Since obstacle courses became the latest craze, reports have indicated everything from mild to severe injuries, and even a few deaths as a result of hyperthermia and drowning. One competitor, looking to use an obstacle course race as a way of jump-starting his fitness program, collapsed on the course and arrived at the emergency room with a temperature of over 108°. He died a few days later from multiple organ failure. Outside Online reported that 40% percent of the problems encountered on these courses is dehydration and weather-related.
Dehydration is not a simple problem; it leads to overheating, as sweating is our cooling system. We lose sodium, potassium and chloride (electrolytes) in sweat, which is the reason sweat tastes salty. When we lose enough electrolytes, people can suffer from cardiac complications. As fluid is lost, the viscosity of the blood increases and the heart has to work harder to pump the thicker blood. Mental focus is diminished and cognitive dysfunction can occur. Dehydration and hyperthermia can have catastrophic results.
How can this be avoided? You must be honest with yourself and assess your fitness level. Consider asking yourself these questions:
Have you been training enough to handle a race or course such as this? When is the last time you trained? How often do you train? What level of difficulty is your training? Are you strong enough to climb over obstacles? How do you know you are strong enough? If you are not fit enough, fatigue will set in and you will be more susceptible to strains and sprains. Some of these ankle sprains may actually be fractures due to the fatigue of the supporting muscles. Your fitness level will in part determine how quickly you overheat. The less fit you are, the faster you will run into hyperthermia and dehydration.
What is your hydration plan, or prevent dehydration plan? Do you even have a plan? Do you know how much fluid you should ingest, especially on a hot summer day? If you weigh yourself before and after your training sessions, you will get an idea of how much fluid you lose during this level of exercise. This fluid must be replaced in a timely manner.
Can you swim? I don't mean can you survive swimming a lap across your pool? Can you swim across a current in a river? If you are not accustomed to swimming against a current, you need to start with a little bit of river or ocean training until you acclimate. The resistance of a current can weaken an average swimmer quickly.

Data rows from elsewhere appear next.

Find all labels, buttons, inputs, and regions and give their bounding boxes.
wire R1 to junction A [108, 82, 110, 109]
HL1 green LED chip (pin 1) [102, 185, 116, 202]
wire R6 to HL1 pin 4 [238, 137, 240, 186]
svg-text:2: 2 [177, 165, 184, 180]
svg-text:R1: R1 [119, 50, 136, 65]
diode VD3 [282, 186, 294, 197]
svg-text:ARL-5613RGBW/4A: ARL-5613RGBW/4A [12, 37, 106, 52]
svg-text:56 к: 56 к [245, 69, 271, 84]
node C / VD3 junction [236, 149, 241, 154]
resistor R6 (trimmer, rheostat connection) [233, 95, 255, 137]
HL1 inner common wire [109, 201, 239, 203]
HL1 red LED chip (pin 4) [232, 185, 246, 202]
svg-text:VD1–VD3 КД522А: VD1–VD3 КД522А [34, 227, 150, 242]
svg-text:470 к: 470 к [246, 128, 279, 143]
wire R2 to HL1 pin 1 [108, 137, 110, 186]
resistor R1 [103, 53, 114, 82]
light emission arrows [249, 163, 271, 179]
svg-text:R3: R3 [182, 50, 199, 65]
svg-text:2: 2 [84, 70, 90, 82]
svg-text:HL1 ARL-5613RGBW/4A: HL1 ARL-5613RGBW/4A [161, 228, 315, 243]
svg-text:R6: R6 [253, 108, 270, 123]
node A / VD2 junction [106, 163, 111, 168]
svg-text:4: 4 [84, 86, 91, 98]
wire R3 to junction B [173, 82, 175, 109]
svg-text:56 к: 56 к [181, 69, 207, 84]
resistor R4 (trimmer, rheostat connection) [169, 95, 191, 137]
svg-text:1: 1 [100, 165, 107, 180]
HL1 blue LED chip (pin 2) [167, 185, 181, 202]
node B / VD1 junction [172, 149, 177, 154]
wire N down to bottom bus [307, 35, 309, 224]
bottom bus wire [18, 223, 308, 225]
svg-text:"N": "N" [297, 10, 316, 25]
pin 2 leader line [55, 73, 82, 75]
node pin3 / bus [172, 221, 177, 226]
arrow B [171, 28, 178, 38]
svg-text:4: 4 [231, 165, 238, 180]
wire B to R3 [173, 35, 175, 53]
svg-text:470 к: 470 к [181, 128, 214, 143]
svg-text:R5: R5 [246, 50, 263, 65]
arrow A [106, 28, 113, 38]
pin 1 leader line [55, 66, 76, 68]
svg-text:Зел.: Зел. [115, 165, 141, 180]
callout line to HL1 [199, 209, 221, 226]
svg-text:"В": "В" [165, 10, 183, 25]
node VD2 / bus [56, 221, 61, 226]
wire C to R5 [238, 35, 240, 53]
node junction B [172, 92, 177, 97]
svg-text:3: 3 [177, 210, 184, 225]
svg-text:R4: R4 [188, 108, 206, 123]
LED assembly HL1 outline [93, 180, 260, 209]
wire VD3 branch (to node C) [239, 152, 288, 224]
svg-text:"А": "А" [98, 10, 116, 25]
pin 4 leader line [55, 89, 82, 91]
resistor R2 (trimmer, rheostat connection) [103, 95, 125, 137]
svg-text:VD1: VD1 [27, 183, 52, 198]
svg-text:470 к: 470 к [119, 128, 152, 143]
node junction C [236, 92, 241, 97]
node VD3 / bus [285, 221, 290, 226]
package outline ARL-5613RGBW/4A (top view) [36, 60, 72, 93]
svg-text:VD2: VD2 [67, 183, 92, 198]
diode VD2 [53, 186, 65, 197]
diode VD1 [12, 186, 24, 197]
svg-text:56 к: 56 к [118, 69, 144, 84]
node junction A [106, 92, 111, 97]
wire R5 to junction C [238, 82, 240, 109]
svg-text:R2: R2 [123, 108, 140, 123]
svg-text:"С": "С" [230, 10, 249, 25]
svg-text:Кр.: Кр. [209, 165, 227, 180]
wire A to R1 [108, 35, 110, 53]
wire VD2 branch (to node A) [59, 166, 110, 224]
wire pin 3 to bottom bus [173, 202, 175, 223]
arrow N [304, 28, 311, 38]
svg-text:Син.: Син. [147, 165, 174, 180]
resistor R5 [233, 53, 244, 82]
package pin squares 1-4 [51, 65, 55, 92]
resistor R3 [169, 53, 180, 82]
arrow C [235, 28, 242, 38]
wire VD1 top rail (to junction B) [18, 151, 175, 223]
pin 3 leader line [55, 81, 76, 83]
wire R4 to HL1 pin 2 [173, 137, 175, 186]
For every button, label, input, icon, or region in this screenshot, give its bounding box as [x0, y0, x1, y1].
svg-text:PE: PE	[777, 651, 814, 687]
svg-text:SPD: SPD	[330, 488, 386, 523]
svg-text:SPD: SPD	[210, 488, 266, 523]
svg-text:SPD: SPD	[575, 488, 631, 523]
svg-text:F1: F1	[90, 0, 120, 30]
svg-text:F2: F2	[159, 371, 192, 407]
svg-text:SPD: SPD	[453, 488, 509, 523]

Are simply yielding to peer pressure to compete in the race? What is your real reason for taking on such a challenge? Your decision to embark in a more challenging obstacle course style event should not be one made under pressure, but rather the result of personally setting the goal of finishing such a race with the specific preparation for any obstacle you may encounter.
Have you had any form of medical check up before entering races such as this? Have you had an EKG? Have you had a stress test? Do you know if you have any underlying heart disease? Is there heart disease in your family? This is prudent information to know before you push yourself over a course you may have no business running, climbing, and swimming. If the course provides live wire electric shocks, you may want to know your cardiac health first.
Honesty in self-assessment is a critical tool, and is often lost due to a false sense of fitness perception. I have a friend who was a world-class powerlifting competitor. He always performed the bench press at home alone. He routinely handled 525-540 lbs. I asked him, "How can you lift this alone in your home gym?" His response was simple: "I am honest with myself. I don't lift a weight I know I can't handle. If I am tired in a particular workout and the weight feels heavier than usual, I will handle less weight."
Can you have the same level of honesty about your fitness level? It takes time and specific effort to prepare for these types of obstacle course runs. If you did not prepare, bad outcomes are predictable.